New York is not only one of the more diverse cities in the world, but one of the most buoyant. If there's one thing that New York City has demonstrated since the terrorist attacks of Sept. 11, it's resilience. After several quarters of contraction, the city's economy is showing signs of recovery; the real estate, tourism and professional services industries have remained strong or bounced back after dipping in the wake of the attacks and are helping to offset the blow of tens of thousands of job losses on Wall Street.

One effect of the economic downturn is that advertisers have realized they need to spend their precious advertising dollars more efficiently, which has been a boon for cable.

"We've broken a ton of new accounts," says Steve Berman, SVP and GM at Time Warner CityCable, TWC's ad sales arm. Despite the vicious advertising slump, "we had the best year we ever had," in 2001, he adds - advertisers have come to embrace cable as a niche, targeted play. New York City's attractive demographics have helped, of course, as has the fact that, for the first time, cable's total audience recently inched ahead of the total broadcast audience. According to the CableTelevision Advertising Bureau, the first week of July was the sixth consecutive week in which cable's total prime-time viewing share was above 50%.

The story has helped attract advertisers such as Verizon, TWC NYC's largest advertiser. Other large advertisers include Macy's, Mercedes-Benz, Ford, Coca-Cola, Men's Wearhouse and Lexus. The banking, airlines and movies and entertainment sectors are also big. Advertising from AOL Time Warner units - who can miss the ubiquitous America Online ads on TBS - are counted in a separate marketing category.

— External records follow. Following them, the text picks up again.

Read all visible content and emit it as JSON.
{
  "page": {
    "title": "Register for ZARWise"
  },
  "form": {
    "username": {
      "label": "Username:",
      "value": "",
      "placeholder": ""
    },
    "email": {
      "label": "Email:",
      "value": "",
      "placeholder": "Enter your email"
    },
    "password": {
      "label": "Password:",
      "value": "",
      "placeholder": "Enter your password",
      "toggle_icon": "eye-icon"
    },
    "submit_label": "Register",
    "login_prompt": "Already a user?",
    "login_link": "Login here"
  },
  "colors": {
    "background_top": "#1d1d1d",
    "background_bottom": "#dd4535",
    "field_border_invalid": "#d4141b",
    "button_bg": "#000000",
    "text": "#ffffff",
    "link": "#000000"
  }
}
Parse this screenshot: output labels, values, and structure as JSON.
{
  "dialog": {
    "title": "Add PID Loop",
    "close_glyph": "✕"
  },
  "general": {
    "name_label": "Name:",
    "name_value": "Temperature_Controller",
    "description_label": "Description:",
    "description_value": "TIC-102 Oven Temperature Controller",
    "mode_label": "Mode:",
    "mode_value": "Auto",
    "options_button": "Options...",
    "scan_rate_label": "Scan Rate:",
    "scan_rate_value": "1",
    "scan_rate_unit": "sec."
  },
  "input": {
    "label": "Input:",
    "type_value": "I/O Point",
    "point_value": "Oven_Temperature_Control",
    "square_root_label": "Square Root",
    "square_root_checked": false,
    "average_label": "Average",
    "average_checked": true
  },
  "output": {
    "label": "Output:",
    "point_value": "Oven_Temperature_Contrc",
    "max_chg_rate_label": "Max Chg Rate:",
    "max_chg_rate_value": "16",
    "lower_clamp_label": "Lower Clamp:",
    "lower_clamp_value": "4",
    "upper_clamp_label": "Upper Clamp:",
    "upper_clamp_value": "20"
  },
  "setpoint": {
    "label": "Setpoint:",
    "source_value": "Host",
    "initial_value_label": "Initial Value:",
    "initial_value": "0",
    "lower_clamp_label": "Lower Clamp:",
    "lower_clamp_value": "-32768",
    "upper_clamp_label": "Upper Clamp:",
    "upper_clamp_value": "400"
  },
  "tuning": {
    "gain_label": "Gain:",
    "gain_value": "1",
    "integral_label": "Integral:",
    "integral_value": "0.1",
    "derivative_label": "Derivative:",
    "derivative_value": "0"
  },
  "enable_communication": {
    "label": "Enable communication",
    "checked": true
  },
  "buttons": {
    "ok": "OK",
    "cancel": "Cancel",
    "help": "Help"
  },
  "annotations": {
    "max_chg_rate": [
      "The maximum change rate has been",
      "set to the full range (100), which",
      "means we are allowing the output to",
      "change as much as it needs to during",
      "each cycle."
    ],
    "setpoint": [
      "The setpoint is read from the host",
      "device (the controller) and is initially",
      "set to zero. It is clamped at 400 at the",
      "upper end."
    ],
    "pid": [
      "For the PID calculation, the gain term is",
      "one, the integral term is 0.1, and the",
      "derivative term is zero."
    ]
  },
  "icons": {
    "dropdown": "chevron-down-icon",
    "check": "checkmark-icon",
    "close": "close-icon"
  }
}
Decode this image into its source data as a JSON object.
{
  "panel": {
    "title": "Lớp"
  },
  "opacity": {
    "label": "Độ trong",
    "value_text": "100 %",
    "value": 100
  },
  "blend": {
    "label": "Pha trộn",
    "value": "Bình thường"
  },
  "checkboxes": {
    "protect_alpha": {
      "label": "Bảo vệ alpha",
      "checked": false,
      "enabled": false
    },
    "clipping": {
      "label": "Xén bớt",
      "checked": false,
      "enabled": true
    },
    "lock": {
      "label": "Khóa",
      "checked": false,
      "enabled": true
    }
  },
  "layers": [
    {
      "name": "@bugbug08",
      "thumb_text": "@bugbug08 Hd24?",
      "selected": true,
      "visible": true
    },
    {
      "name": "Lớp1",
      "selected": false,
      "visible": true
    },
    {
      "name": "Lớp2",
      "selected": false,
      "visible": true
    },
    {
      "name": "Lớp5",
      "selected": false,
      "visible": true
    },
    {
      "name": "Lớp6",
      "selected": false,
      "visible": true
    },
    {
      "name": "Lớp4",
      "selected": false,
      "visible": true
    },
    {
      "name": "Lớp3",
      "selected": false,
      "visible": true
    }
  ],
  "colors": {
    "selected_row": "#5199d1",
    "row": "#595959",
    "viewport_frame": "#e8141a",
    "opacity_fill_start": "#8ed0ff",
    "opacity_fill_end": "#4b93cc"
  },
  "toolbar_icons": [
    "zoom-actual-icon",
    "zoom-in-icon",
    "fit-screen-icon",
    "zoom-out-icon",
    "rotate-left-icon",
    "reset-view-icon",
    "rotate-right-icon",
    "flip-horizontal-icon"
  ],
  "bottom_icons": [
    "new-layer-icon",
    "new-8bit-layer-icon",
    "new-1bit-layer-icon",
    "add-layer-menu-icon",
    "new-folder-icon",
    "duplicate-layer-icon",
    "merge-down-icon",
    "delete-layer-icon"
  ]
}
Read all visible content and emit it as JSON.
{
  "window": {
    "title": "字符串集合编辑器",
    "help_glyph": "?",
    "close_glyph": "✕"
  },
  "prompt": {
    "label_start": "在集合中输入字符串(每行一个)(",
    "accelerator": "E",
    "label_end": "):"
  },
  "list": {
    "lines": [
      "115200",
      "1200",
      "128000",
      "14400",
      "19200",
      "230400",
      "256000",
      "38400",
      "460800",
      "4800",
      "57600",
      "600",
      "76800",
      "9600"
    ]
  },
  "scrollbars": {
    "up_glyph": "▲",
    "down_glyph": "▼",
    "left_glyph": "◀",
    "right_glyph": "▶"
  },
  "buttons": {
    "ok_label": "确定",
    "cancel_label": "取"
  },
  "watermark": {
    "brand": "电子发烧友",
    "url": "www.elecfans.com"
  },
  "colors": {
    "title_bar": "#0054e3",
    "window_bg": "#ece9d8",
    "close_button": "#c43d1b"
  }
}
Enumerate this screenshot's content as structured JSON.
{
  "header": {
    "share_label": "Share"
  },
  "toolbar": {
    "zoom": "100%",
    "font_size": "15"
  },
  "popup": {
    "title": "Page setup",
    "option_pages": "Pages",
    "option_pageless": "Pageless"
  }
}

Although Berman declined to give specifics, TWCC's 37-person ad sales staff has pushed hard for new business; backed by Rosenblum, who oversees the unit but gives Berman's staff the leeway to run its own operation, sales are up in the "double-digits" compared with last year.

Berman says TWCC, which uses digital advertising insertion equipment from SeaChange Technologies and CAM Systems traffic and billing systems, is competitive with New York's broadcast stations. "We can deliver the ratings," he says. "With 1.5 million homes, we can sell the same way the broadcasters sell." For the top-tier networks, local avails total two to three minutes per hour and can be zoned by ZIP code, but could go higher depending on the network.

While TWCC lives by the ratings, when it comes to programming lineups, ratings matter less than having something for everyone, says Rosenblum, who, at 49, has spent more than 20 years in the cable industry and at TWC has built a team of managers with similarly long tenure. Likewise, what the customer wants - and how satisfied he or she is - plays more into programming decisions than what the competition is doing.